La convivenza non è solo un legame affettivo. Vi sono anche delle implicazioni economiche e fiscali. Come orientarsi
La convivenza di fatto nella società moderna è un tipo di legame affettivo sempre più diffuso nella società contemporanea. Si tratta di due persone che decidono di condividere la stessa abitazione e stabilire una relazione affettiva senza necessariamente formalizzare il legame con il matrimonio o l’unione civile. Ovviamente, tutto questo ha anche delle implicazioni di tipo giuridico, economico e fiscale. Analizziamole.
Per essere ufficialmente riconosciuti come conviventi, è necessario che essi dichiarino la loro situazione all’Ufficio Anagrafe del Comune di residenza. Questo atto è fondamentale per farli comparire nello stato di famiglia e per ottenere alcuni diritti e doveri previsti dalla legge. Ecco come comportarsi, poi, per ciò che concerne il modello ISEE.
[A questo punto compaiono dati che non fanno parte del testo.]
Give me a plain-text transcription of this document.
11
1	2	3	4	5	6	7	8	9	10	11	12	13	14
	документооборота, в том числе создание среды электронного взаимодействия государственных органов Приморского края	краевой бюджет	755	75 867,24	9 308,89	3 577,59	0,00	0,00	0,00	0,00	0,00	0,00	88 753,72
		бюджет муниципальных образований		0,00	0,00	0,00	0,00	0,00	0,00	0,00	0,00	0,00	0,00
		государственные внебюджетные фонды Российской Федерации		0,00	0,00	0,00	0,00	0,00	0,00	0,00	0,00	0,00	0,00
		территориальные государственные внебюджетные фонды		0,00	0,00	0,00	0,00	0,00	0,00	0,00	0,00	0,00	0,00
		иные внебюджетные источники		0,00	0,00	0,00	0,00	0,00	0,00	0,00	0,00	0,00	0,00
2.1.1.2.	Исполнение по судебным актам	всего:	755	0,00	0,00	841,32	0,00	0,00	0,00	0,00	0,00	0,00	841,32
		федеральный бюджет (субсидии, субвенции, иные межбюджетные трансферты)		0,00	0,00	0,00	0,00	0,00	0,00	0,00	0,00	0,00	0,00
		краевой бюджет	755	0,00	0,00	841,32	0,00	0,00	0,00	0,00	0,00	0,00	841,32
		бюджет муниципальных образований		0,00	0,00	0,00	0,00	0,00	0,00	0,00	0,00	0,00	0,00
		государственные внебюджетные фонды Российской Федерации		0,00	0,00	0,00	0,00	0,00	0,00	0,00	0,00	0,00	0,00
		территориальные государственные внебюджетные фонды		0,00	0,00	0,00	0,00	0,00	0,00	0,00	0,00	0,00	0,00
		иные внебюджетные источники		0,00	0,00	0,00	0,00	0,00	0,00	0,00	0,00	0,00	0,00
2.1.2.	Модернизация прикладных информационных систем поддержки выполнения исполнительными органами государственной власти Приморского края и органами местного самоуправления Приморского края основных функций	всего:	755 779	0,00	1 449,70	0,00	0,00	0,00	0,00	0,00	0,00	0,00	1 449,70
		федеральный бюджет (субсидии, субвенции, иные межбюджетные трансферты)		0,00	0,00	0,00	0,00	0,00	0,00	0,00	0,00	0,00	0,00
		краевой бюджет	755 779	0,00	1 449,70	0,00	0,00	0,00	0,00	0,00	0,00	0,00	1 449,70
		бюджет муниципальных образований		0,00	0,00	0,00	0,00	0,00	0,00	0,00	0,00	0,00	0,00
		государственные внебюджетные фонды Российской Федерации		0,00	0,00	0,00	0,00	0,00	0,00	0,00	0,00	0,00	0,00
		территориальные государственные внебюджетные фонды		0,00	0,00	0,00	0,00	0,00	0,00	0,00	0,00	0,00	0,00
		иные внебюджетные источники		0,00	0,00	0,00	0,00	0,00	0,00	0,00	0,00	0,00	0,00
La convivenza di fatto, nota anche come more uxorio, rappresenta il legame affettivo tra due individui che condividono la stessa abitazione. Secondo l’art. 1 comma 36 della legge n. 76/2016, i conviventi di fatto sono due persone maggiorenni unite stabilmente da legami affettivi di coppia e reciproca assistenza, senza vincoli di parentela, affinità, adozione, matrimonio o unione civile.
Come accennato, affinché i conviventi possano essere considerati parte della famiglia anagrafica e comparire nello stato di famiglia, devono presentare una dichiarazione all’Ufficio Anagrafe del Comune di residenza. Questo procedimento è richiamato dall’art. 1 comma della legge n. 76/2016, che si riferisce all’art. 4 e all’art. 13 comma 1 lett. b) del DPR n. 223/1989. Nel caso in cui non ci siano figli, la famiglia è composta semplicemente dai due conviventi.
La convivenza di fatto assume un’importanza particolare anche in materia di dichiarazione ISEE. Ai fini della misurazione dell’ISEE, il reddito complessivo dei conviventi di fatto è equiparato a quello dei nuclei familiari coniugali. Questo principio è stabilito nei commi 36 e 37 dell’art. 1 della legge n. 76/2016. Tuttavia, affinché questa equiparazione abbia effetto, è necessario che i conviventi abbiano stipulato un contratto di convivenza, come specificato nel comma 50 dell’art. 1 della stessa legge. In questo contratto, deve emergere chiaramente l’entità dell’apporto economico di ciascun convivente alla vita comune.
In sostanza, la convivenza di fatto rappresenta una forma di legame affettivo riconosciuta dalla legge, che offre ai conviventi diritti e doveri simili a quelli dei coniugi o dei partner di un’unione civile. Tuttavia, affinché questa situazione sia riconosciuta ufficialmente, è necessario che i conviventi effettuino una dichiarazione presso l’Ufficio Anagrafe e, nel caso desiderino equiparare il proprio reddito a quello di un nucleo familiare coniugale ai fini dell’ISEE, stipulino un contratto di convivenza che regoli i loro rapporti economici.